This is just like that time when…

Like many historians, I awoke this morning and recoiled when I opened Twitter and stumbled into an New York Times op-ed piece entitled, “Historians Shouldn’t Be Pundits.” The author, a historian at the Harvard Kennedy School, argues that he is concerned by what he believes is “the rapid-fire, superficial way history is being presented, as if it’s mostly a matter of drawing historical analogies.” He then offers examples of such analogies, and suggests that instead historians should address a variety of “historical processes” that led to the current day. I found the essay frustrating (and judging by my Twitter and Facebook feeds, I’m not alone in that feeling among historians), but set it aside to go about my day.

But the essay has stuck with me for three reasons, so here I am to respond. First, the headline (which was almost certainly not written by the column’s author), which is delightfully ironic in placing the construction “X Shouldn’t Be Pundits” at the corner of Main Street and Broadway in Punditville, USA (i.e., the New York Times opinion page). Second, the essay employs a series of straw men. Somewhere out there, the author assures us, are historians making “facile analogies” between the politics and personalities of 2017 and Adolf Hitler, Richard Nixon, and Huey Long. Sure, I’ve seen a few of those pieces, and so have you, but they are far from the majority of work that historians have done in the past six months. Even when I have seen essays that employed analogy, they were rarely “facile.”

It’s particularly useful here to note that Temkin is wrong in one of his examples, in which he claims that C. Vann Woodward avoided analogy in his classic study, The Strange Career of Jim Crow. One scholar quickly found evidence that Woodward had specifically said that he did use analogies, and in direct reference to Strange Career.

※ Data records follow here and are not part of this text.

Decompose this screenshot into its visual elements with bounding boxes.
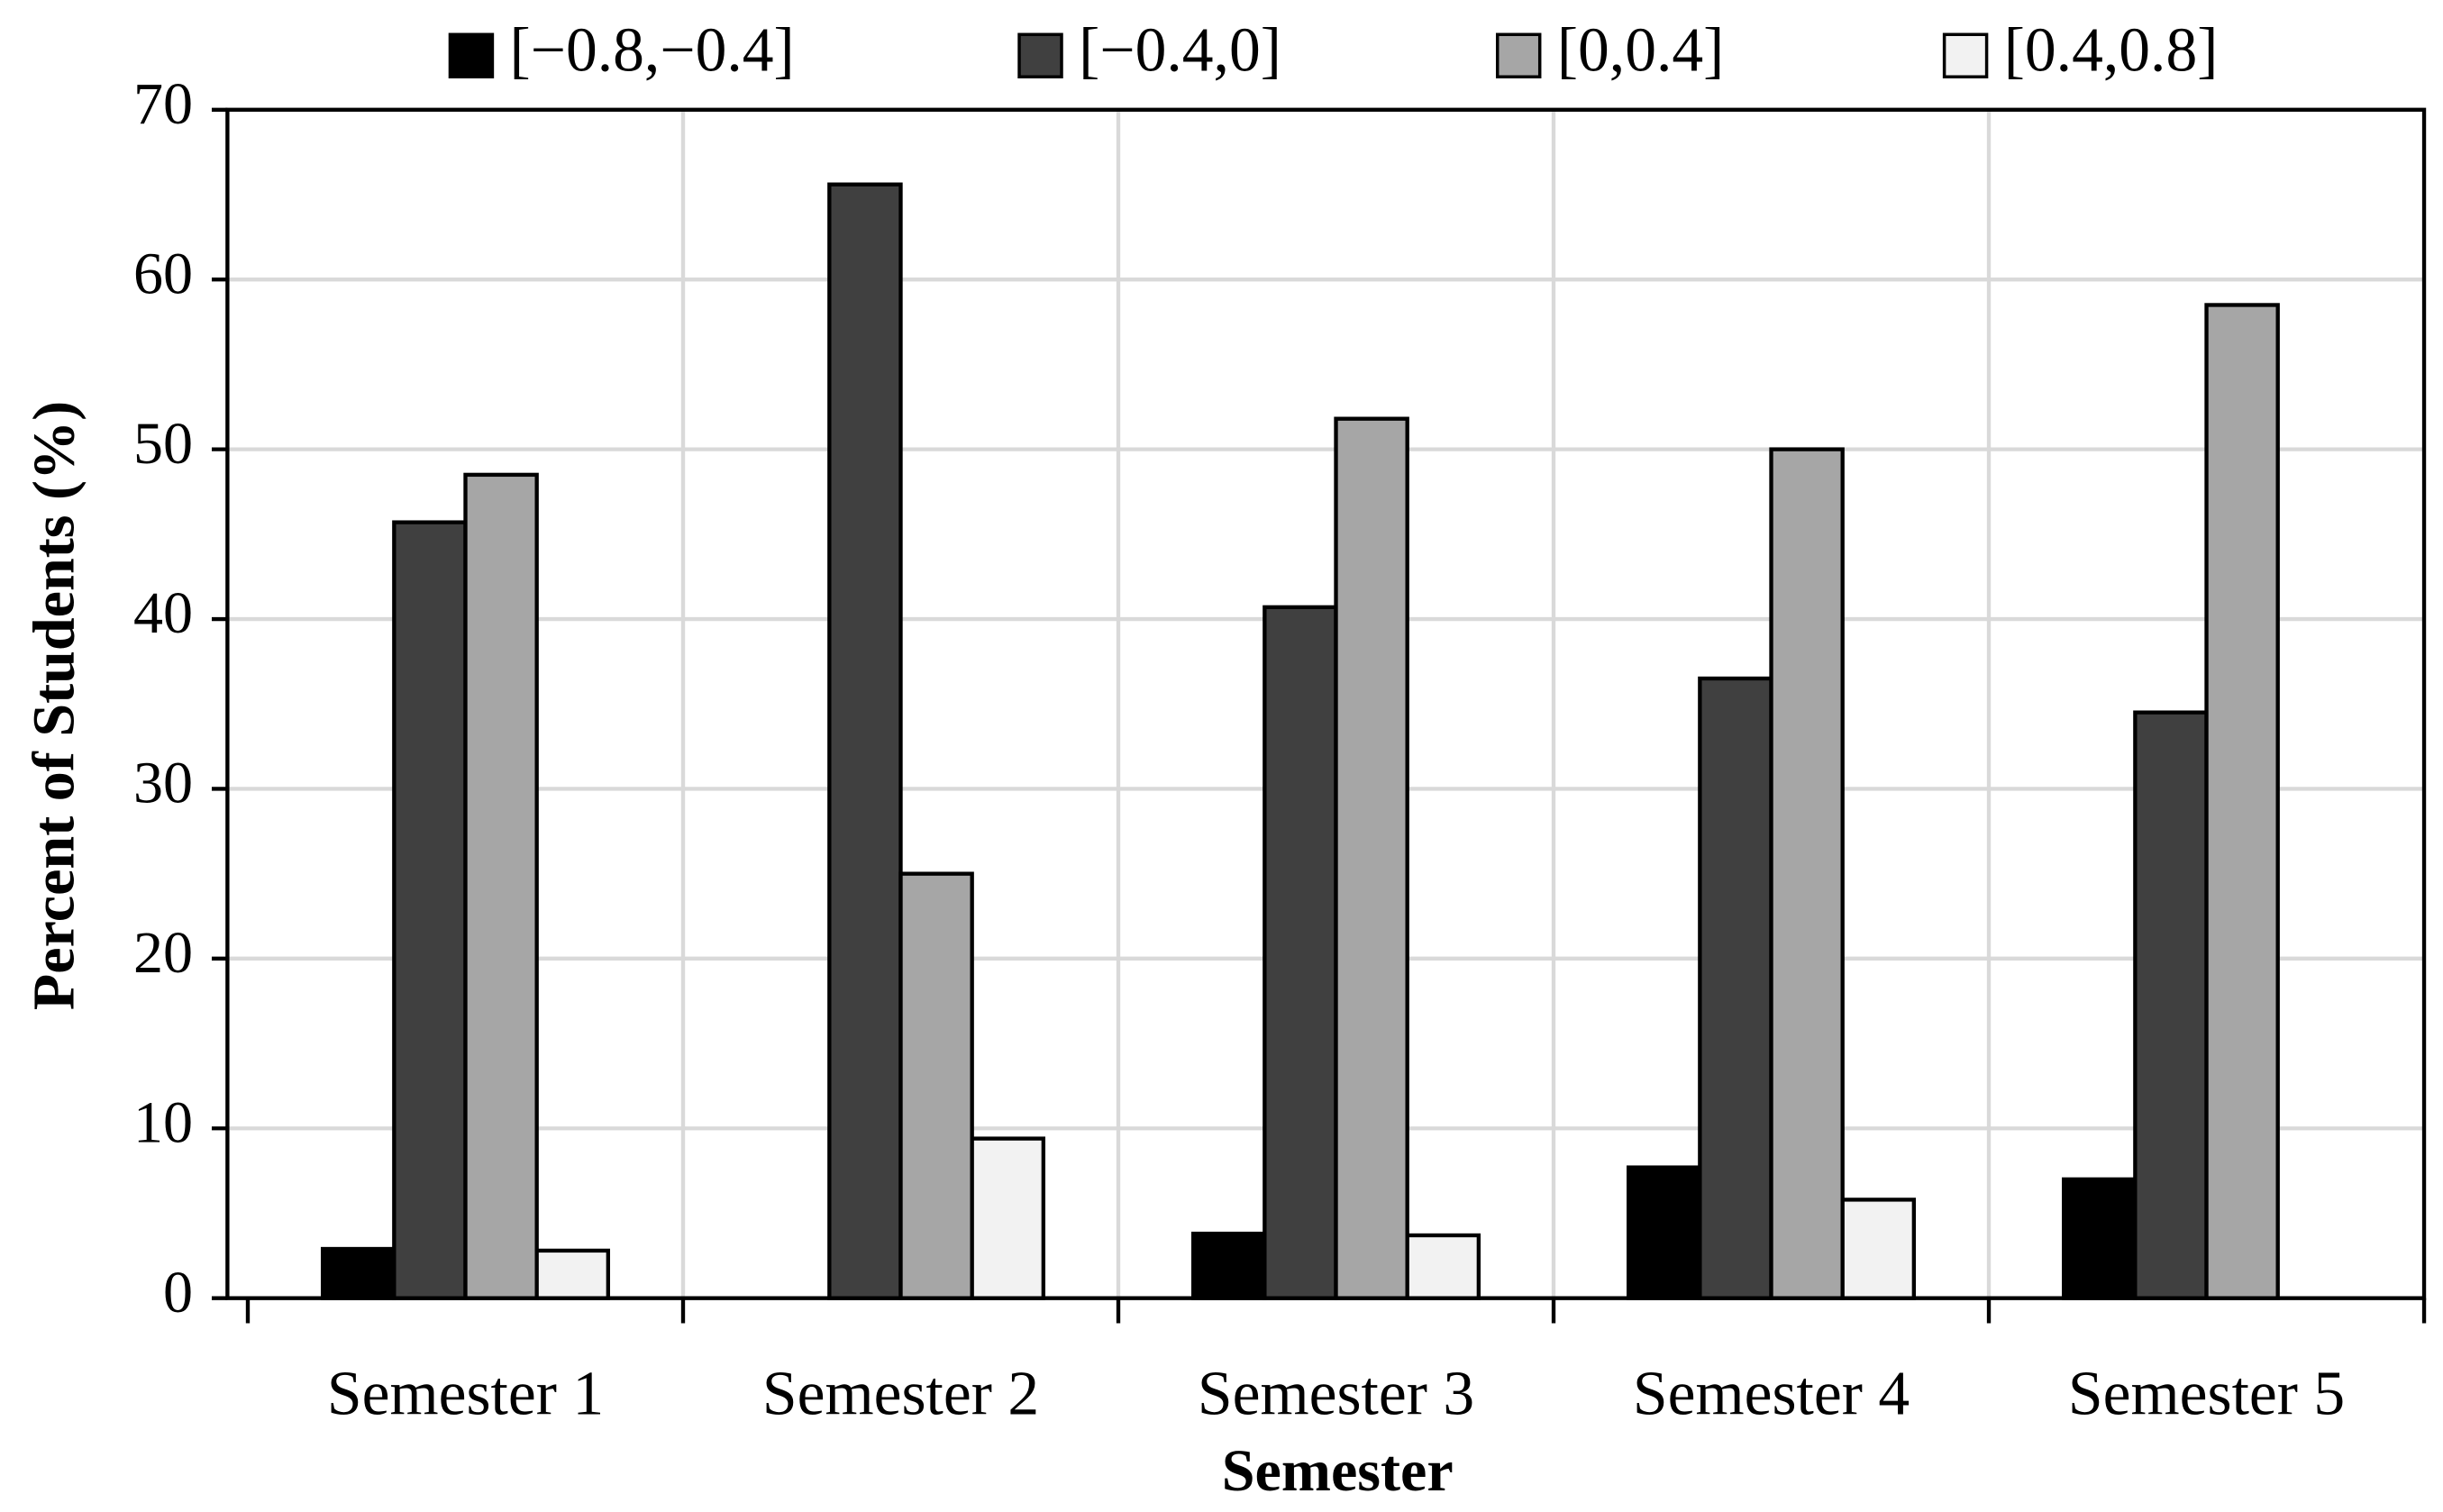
bar [1263,605,1338,1300]
legend-label: [0,0.4] [1557,16,1725,86]
x-tick-label: Semester 1 [327,1360,604,1429]
x-tick-label: Semester 5 [2068,1360,2345,1429]
bar [1334,416,1409,1300]
legend-swatch [448,32,495,78]
bar [827,182,903,1300]
y-tick-label: 30 [133,751,193,816]
x-tick-label: Semester 4 [1633,1360,1910,1429]
bar [1840,1198,1917,1300]
y-tick-label: 10 [133,1089,193,1155]
bar [534,1248,611,1300]
legend-label: [−0.8,−0.4] [510,16,795,86]
bar [2062,1177,2138,1300]
y-tick-label: 50 [133,411,193,477]
legend-label: [0.4,0.8] [2004,16,2219,86]
x-tick-label: Semester 3 [1198,1360,1474,1429]
bar [392,520,468,1300]
y-tick-label: 60 [133,241,193,306]
y-tick-label: 70 [133,71,193,137]
bar [970,1136,1046,1300]
legend-swatch [1017,32,1063,78]
bar [2133,710,2209,1300]
x-axis-title: Semester [1222,1438,1454,1504]
bar [320,1246,397,1300]
bar [1627,1165,1702,1300]
bar [1698,676,1773,1300]
legend-label: [−0.4,0] [1079,16,1281,86]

So historians are using analogies, but there’s a very good reason for that: analogies are in the air. I hesitate to generalize broadly at the risk of committing the same sin I just condemned, but anecdotally I can offer from the classroom and public talks in the community that one of the more common frames people use to ask questions is, “so is X like Y?” Sometimes the answer is yes, sometimes no, but it’s an impulse that seems common (at least among my own students and the audiences I encounter). In my own case, I demur on questions too much about the late twentieth century, since it’s far outside my research specialty. However, I will engage on most analogies that deal with the Civil War or earlier, and use what’s offered in the question to work towards an effective answer. As Woodward notes in the tweeted quotation, analogies aren’t meant to capture direct comparison, but rather a way to set something familiar side by side with something less so.

Prof. Temkin wants historians to engage the public and offer factual and nuanced portraits of the past. I agree. But especially when speaking outside the profession, whether in an essay for a news publication, at a public talk, or in the classroom, that means we need to start with where our audience is and work from there. And many of them are working from analogy.